L’étroite route de montagne qui y mène est bordée de statues bouddhistes taillées dans la pierre qui marquaient autrefois le chemin des pèlerins gravissant la montagne sacrée. En chemin, le bus s’arrête à un endroit où de l’eau glacée provenant d’un ruisseau de montagne est censée garantir une longue vie à ceux qui s’arrêtent pour en boire. Apparemment, la montagne ne canalise pas que de l’eau : lorsque j’ai essayé de prendre une photo de cet endroit, mon appareil photo s’est soudainement emballé et n’a recommencé à fonctionner qu’après le départ du bus.

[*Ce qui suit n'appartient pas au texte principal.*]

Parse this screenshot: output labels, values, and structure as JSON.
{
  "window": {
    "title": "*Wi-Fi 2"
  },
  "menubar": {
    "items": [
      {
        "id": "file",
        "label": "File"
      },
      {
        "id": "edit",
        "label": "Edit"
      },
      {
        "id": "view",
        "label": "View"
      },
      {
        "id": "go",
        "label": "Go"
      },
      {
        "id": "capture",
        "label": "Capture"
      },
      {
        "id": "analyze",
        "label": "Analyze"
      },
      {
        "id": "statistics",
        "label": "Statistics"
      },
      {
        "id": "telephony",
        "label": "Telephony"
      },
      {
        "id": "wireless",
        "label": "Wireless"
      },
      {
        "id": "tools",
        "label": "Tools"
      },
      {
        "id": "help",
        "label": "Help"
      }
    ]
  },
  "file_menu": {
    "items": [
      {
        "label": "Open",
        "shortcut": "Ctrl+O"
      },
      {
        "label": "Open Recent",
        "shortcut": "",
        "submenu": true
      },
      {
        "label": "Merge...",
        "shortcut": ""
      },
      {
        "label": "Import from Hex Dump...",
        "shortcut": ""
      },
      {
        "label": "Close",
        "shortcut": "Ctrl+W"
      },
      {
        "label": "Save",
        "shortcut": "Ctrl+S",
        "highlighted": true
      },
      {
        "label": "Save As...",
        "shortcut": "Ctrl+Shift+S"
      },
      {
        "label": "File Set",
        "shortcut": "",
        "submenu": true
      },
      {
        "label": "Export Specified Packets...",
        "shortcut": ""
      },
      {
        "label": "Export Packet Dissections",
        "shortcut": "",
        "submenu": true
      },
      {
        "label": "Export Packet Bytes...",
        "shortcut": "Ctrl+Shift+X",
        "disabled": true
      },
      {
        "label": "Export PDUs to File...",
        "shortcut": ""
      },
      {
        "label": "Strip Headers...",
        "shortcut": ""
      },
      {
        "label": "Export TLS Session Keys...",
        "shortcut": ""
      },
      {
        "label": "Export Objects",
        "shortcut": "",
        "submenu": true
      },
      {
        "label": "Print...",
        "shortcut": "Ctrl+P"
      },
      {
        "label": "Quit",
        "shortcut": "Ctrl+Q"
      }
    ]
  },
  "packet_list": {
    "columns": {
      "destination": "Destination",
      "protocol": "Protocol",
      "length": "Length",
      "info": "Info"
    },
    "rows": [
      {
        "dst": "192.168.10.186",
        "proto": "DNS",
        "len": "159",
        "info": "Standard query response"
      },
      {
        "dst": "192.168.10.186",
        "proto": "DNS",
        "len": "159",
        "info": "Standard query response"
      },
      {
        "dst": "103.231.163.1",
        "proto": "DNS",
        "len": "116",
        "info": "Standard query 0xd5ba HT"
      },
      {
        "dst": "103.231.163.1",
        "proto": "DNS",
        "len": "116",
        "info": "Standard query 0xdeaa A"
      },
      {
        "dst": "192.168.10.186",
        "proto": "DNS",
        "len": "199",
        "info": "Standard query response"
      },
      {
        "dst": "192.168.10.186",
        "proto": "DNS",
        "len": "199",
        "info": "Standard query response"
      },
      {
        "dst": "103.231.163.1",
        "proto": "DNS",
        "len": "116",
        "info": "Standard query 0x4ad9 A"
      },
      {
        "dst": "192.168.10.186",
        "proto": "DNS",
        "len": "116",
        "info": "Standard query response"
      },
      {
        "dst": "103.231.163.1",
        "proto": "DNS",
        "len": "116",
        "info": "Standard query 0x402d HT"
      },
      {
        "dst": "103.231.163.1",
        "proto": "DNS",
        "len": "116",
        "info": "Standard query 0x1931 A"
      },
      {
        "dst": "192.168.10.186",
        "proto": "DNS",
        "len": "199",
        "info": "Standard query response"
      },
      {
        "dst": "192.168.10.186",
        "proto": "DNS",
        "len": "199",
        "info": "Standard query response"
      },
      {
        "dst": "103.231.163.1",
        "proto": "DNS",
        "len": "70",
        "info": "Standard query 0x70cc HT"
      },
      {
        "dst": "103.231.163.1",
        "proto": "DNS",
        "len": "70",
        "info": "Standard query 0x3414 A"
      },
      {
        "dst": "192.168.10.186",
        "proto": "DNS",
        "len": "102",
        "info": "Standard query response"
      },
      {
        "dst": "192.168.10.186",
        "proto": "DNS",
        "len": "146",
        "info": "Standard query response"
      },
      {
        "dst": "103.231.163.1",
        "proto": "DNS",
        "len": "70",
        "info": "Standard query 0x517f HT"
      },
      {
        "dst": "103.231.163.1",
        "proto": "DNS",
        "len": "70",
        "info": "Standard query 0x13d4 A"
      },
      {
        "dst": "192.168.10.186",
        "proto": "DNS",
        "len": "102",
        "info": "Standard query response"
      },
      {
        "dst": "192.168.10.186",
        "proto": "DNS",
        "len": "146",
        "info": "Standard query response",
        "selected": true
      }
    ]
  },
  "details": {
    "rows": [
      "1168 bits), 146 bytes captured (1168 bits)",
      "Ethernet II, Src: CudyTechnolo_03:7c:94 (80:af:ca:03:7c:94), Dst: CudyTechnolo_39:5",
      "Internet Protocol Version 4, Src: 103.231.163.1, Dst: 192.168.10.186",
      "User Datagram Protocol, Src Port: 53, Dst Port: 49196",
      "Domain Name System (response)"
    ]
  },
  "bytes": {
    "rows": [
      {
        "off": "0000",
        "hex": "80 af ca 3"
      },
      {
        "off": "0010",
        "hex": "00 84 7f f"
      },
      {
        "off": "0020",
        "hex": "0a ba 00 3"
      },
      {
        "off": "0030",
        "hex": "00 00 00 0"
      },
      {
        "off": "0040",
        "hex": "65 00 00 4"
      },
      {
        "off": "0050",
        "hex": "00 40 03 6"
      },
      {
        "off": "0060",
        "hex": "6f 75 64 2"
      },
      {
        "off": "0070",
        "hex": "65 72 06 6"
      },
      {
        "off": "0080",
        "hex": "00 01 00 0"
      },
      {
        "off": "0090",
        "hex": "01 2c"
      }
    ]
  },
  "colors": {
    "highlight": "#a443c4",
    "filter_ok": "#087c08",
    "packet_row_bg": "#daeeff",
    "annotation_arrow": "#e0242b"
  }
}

La route serpente et grimpe à travers une épaisse forêt jusqu’à ce que, après le dernier virage, elle s’arrête brusquement au cratère stérile du mont Osore, et le vert profond des arbres est remplacé par une vaste désolation grise – une grisaille qui n’est interrompue que par le bleu du lac Usori, d’une tranquillité mortelle. Sur le chemin de la gare routière, nous passons près d’une petite rivière et d’un pont rouge. Le lac est l’embouchure de la rivière Sanzu qui, selon la tradition locale, transporte les esprits des morts et marque la séparation entre le monde physique et le monde spirituel.
Dès la descente du bus, notre nez est agressé par une odeur d’œuf pourri. En effet, Osore-zan est un volcan actif et la forte odeur de soufre provient des nombreuses sources d’eau chaude bouillonnantes du cratère, dont la couleur varie du rouge sang au jaune vif. La zone autour du lac est remplie de gaz volcanique (dioxyde de soufre), et même dans le centre ville de Mutsu, sa forte odeur peut remplir l’air lorsqu’elle est portée par les vents du nord-ouest.
Bien que l’Osore-zan soit un volcan actif, il n’y a pas de traces historiques d’éruptions, et les études géologiques indiquent que la dernière éruption a eu lieu il y a plus de 10 000 ans. Certes, une légère activité volcanique (vapeurs d’eau et gaz volcaniques) est fréquente et la région est soumise au système d’“avertissements et de prévisions d’éruptions pour la réduction des catastrophes” mise en place par l’Agence météorologique japonaise. Cependant, l’endroit est relativement sûr et ne figure pas sur la liste des 43 volcans japonais pour lesquels le niveau d’alerte aux éruptions a été introduit.
Il en va de même pour les gaz volcaniques. Certaines personnes ressentent des maux de tête et de la fatigue lorsqu’elles visitent le mont Osore. Il ne s’agit pas de phénomènes spirituels, mais plutôt de symptômes d’un léger empoisonnement causé par le gaz toxique. Bien qu’il ne soit pas particulièrement dangereux en général, les personnes âgées physiquement faibles et les jeunes enfants doivent être prudents. Les étincelles provoquées par les bâtons d’encens, les bougies et les cigarettes peuvent également enflammer le gaz volcanique stagnant, c’est pourquoi il est strictement interdit de les utiliser en dehors des zones désignées.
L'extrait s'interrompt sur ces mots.